РОССИЙСКИЙ ГОСУДАРСТВЕННЫЙ ГУМАНИТАРНЫЙ УНИВЕРСИТЕТ


Мероприятия, события, объявления


03.03.2014

Доклад С.С. Шаулова "Н. Н. Страхов: провокации непонимания как жизненная стратегия"

Мероприятие состоится по адресу: РГГУ, ул. Чаянова, 15, ауд. 157. Начало в 16.00


Российский Государственный Гуманитарный Университет

Институт высших гуманитарных исследований им. Е.М. Мелетинского

 

12 марта в 16.00

Ауд. 157

 

Шаулов.png

Доклад С.С. Шаулова

"Н. Н. Страхов: провокации непонимания как жизненная стратегия"

Николай Страхов — одна из самых странных фигур в истории русской мысли. Единственный русский критик, на протяжении десятко в лет близкий одновременно и Л.Н. Толстому и Ф.М. Достоевскому, он ухитрился так разделить сферы своих знакомств, что не только не оставил никаких критических сопоставлений, но даже и не сумел познакомить их между собой (точнее, сумел не познакомить). «Толстоевский» сюжет в жизни Страхова заканчивается печально знаменитым письмом Льву Толстому от 28 ноября 1883 года со страховской версией клеветы о «ставрогинском грехе» Достоевского.

Нет нужды повторять обстоятельную историческую и биографическую критику этого письма. Но в то же время бессмысленно и нам сейчас обрушиваться на Страхова с обвинениями в предательстве и клевете. С точки зрения истории культуры интересны тут два вопроса: зачем это было сделано и какое значение это приобрело в дальнейшем. Иными словами, наша задача — анализ этого письма как важной части стратегии жизнестроительства Страхова и как одного из факторов, определяющих историю его восприятия в русской культуре. С этой точки зрения, нам очевидно, что это письмо (как и ряд других, менее скандальных действий Страхова) было попыткой «выключить» себя из контекста

Стремление к установлению границ между своим духовным миром и любыми контекстами эпохи заметно и в философском творчестве Страхова. Воспитанный на немецком рационализме, главным делом своей жизни в философии он сделал критику этого рационализма. Оригинальный мыслитель, которого признавали своим учителем и университетские профессора (Э.Л. Радлов, например), и свободно философствующие литераторы вроде В.В. Розанова, он тем не менее парадоксальным образом выпал из истории нашей философии почти на сто лет. Причины этого следует опять же искать в его собственных активных действиях.

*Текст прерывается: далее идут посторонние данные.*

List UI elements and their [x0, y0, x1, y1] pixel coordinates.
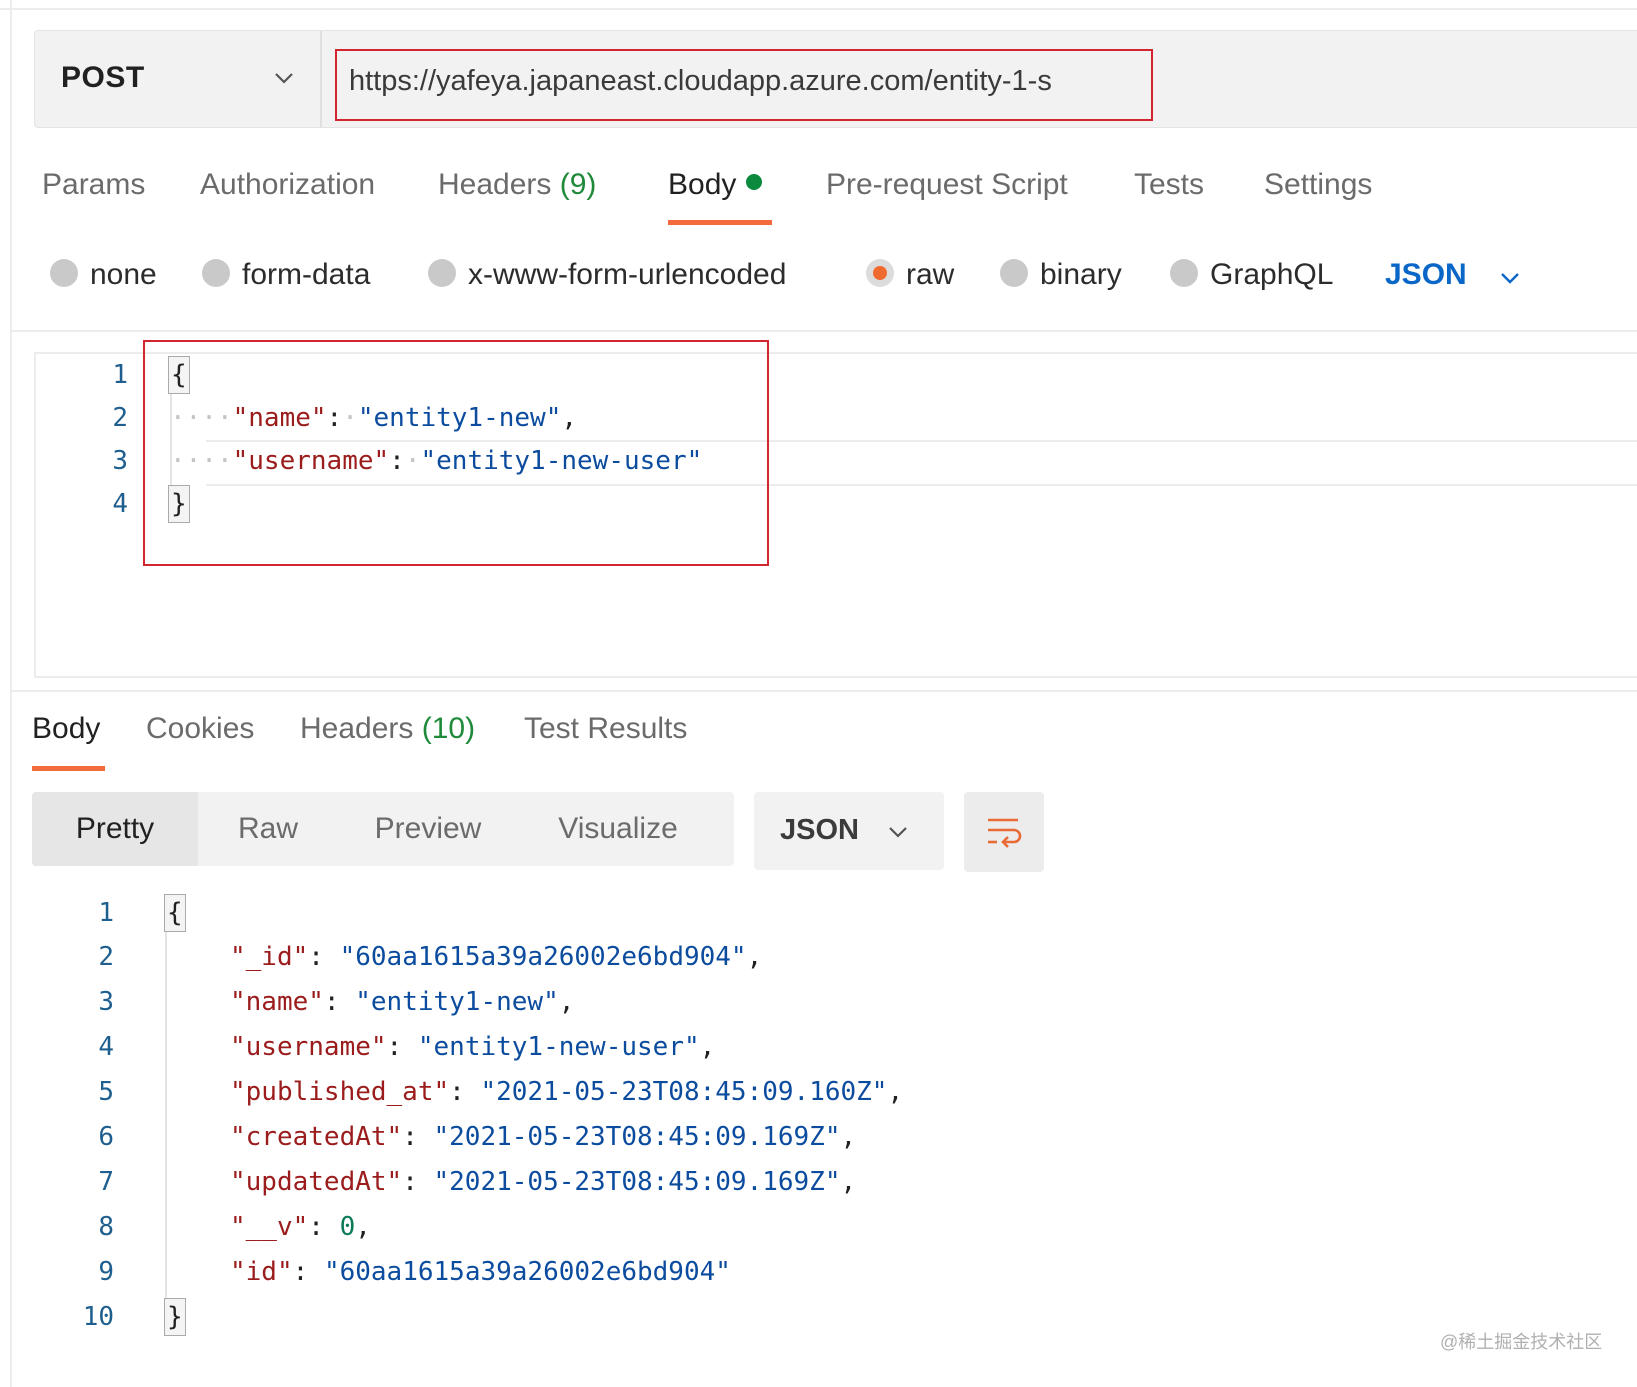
radio-raw[interactable]: raw — [866, 258, 954, 292]
code-line: "username": "entity1-new-user", — [230, 1032, 716, 1062]
left-border — [10, 0, 12, 1387]
response-tab-headers[interactable]: Headers (10) — [300, 712, 475, 746]
wrap-lines-button[interactable] — [964, 792, 1044, 872]
line-number: 10 — [82, 1302, 114, 1332]
line-number: 2 — [112, 403, 128, 433]
request-tabs: Params Authorization Headers (9) Body Pr… — [42, 168, 1542, 228]
response-tab-test-results[interactable]: Test Results — [524, 712, 687, 746]
url-bar: POST https://yafeya.japaneast.cloudapp.a… — [34, 30, 1637, 128]
radio-circle-icon — [428, 259, 456, 287]
tab-tests[interactable]: Tests — [1134, 168, 1204, 202]
code-line: "__v": 0, — [230, 1212, 371, 1242]
radio-circle-icon — [50, 259, 78, 287]
indent-guide — [165, 930, 167, 1304]
radio-graphql[interactable]: GraphQL — [1170, 258, 1333, 292]
active-tab-underline — [668, 220, 772, 225]
code-line: "_id": "60aa1615a39a26002e6bd904", — [230, 942, 763, 972]
radio-x-www-form-urlencoded[interactable]: x-www-form-urlencoded — [428, 258, 786, 292]
response-tab-cookies[interactable]: Cookies — [146, 712, 254, 746]
code-line: } — [164, 1298, 186, 1336]
chevron-down-icon[interactable] — [1498, 266, 1522, 290]
tab-body[interactable]: Body — [668, 168, 763, 202]
method-select[interactable]: POST — [35, 31, 322, 127]
radio-none[interactable]: none — [50, 258, 157, 292]
method-label: POST — [61, 61, 145, 94]
code-line: { — [164, 894, 186, 932]
headers-count: (9) — [559, 168, 597, 201]
line-number: 7 — [98, 1167, 114, 1197]
body-format-select[interactable]: JSON — [1385, 258, 1467, 292]
view-visualize-button[interactable]: Visualize — [518, 792, 718, 866]
divider — [12, 690, 1637, 692]
line-number: 1 — [112, 360, 128, 390]
tab-pre-request-script[interactable]: Pre-request Script — [826, 168, 1068, 202]
view-pretty-button[interactable]: Pretty — [32, 792, 198, 866]
body-type-options: none form-data x-www-form-urlencoded raw… — [50, 258, 1590, 298]
radio-binary[interactable]: binary — [1000, 258, 1122, 292]
code-line: "id": "60aa1615a39a26002e6bd904" — [230, 1257, 731, 1287]
code-line: "createdAt": "2021-05-23T08:45:09.169Z", — [230, 1122, 857, 1152]
line-number: 8 — [98, 1212, 114, 1242]
code-line: "updatedAt": "2021-05-23T08:45:09.169Z", — [230, 1167, 857, 1197]
response-format-select[interactable]: JSON — [754, 792, 944, 870]
response-format-label: JSON — [780, 814, 859, 846]
line-number: 4 — [98, 1032, 114, 1062]
tab-authorization[interactable]: Authorization — [200, 168, 375, 202]
line-number: 2 — [98, 942, 114, 972]
line-number: 3 — [98, 987, 114, 1017]
code-line: "name": "entity1-new", — [230, 987, 575, 1017]
code-line: "published_at": "2021-05-23T08:45:09.160… — [230, 1077, 904, 1107]
tab-params[interactable]: Params — [42, 168, 145, 202]
line-number: 3 — [112, 446, 128, 476]
watermark: @稀土掘金技术社区 — [1440, 1332, 1603, 1352]
url-input[interactable]: https://yafeya.japaneast.cloudapp.azure.… — [335, 49, 1153, 121]
radio-selected-icon — [866, 259, 894, 287]
view-raw-button[interactable]: Raw — [198, 792, 338, 866]
response-tabs: Body Cookies Headers (10) Test Results — [32, 712, 1032, 772]
line-number: 9 — [98, 1257, 114, 1287]
tab-settings[interactable]: Settings — [1264, 168, 1372, 202]
top-border — [0, 8, 1637, 10]
chevron-down-icon — [889, 827, 907, 838]
highlight-box — [143, 340, 769, 566]
radio-circle-icon — [1000, 259, 1028, 287]
response-tab-body[interactable]: Body — [32, 712, 100, 746]
radio-circle-icon — [202, 259, 230, 287]
line-number: 5 — [98, 1077, 114, 1107]
url-text: https://yafeya.japaneast.cloudapp.azure.… — [349, 65, 1052, 97]
chevron-down-icon — [275, 73, 293, 84]
view-preview-button[interactable]: Preview — [338, 792, 518, 866]
radio-circle-icon — [1170, 259, 1198, 287]
line-number: 6 — [98, 1122, 114, 1152]
tab-headers[interactable]: Headers (9) — [438, 168, 596, 202]
line-number: 1 — [98, 898, 114, 928]
headers-count: (10) — [421, 712, 476, 745]
line-number: 4 — [112, 489, 128, 519]
body-modified-dot-icon — [746, 174, 763, 190]
divider — [12, 330, 1637, 332]
radio-form-data[interactable]: form-data — [202, 258, 370, 292]
wrap-lines-icon — [988, 818, 1022, 848]
active-tab-underline — [32, 766, 105, 771]
view-mode-group: Pretty Raw Preview Visualize — [32, 792, 734, 866]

Схожим образом мы анализируем и карьеру Страхова в политической публицистике, «пиком» которой стала статья «Роковой вопрос», посвященная польскому восстанию 1862 года и послужившая причиной закрытия журнала братьев Достоевских «Время».В ней, как и в случае с его художественным творчеством, мы видим попытки завуалированного «бунта» против культурно-политического контекста эпохи.

Последовательно описав логику самореализации Страхова в литературной жизни, в философском, публицистическом и художественном творчестве, мы во всех этих сферах находим один алгоритм: в крупнейших идеологических и интеллектуальных коллизиях эпохи позиция Страхова не совпадает ни с чьей, однако он всегда скрывает ее «отдельность». В главных вопросах он либо молчит, либо маскирует свою мысль, либо провоцирует скандал.

В финальной части доклада мы делаем ряд предположений о том, как могла сформироваться подобная жизненная стратегия, пробуем описать ее историко-культурную (как типического явления в определенной части русской интеллигенцииXIX века)и биографическую (в конкретном случае Страхова) эволюцию.Мы также высказываем ряд предположений о дальнейшей жизни этой «жизнестроительной традиции» в русской культуре.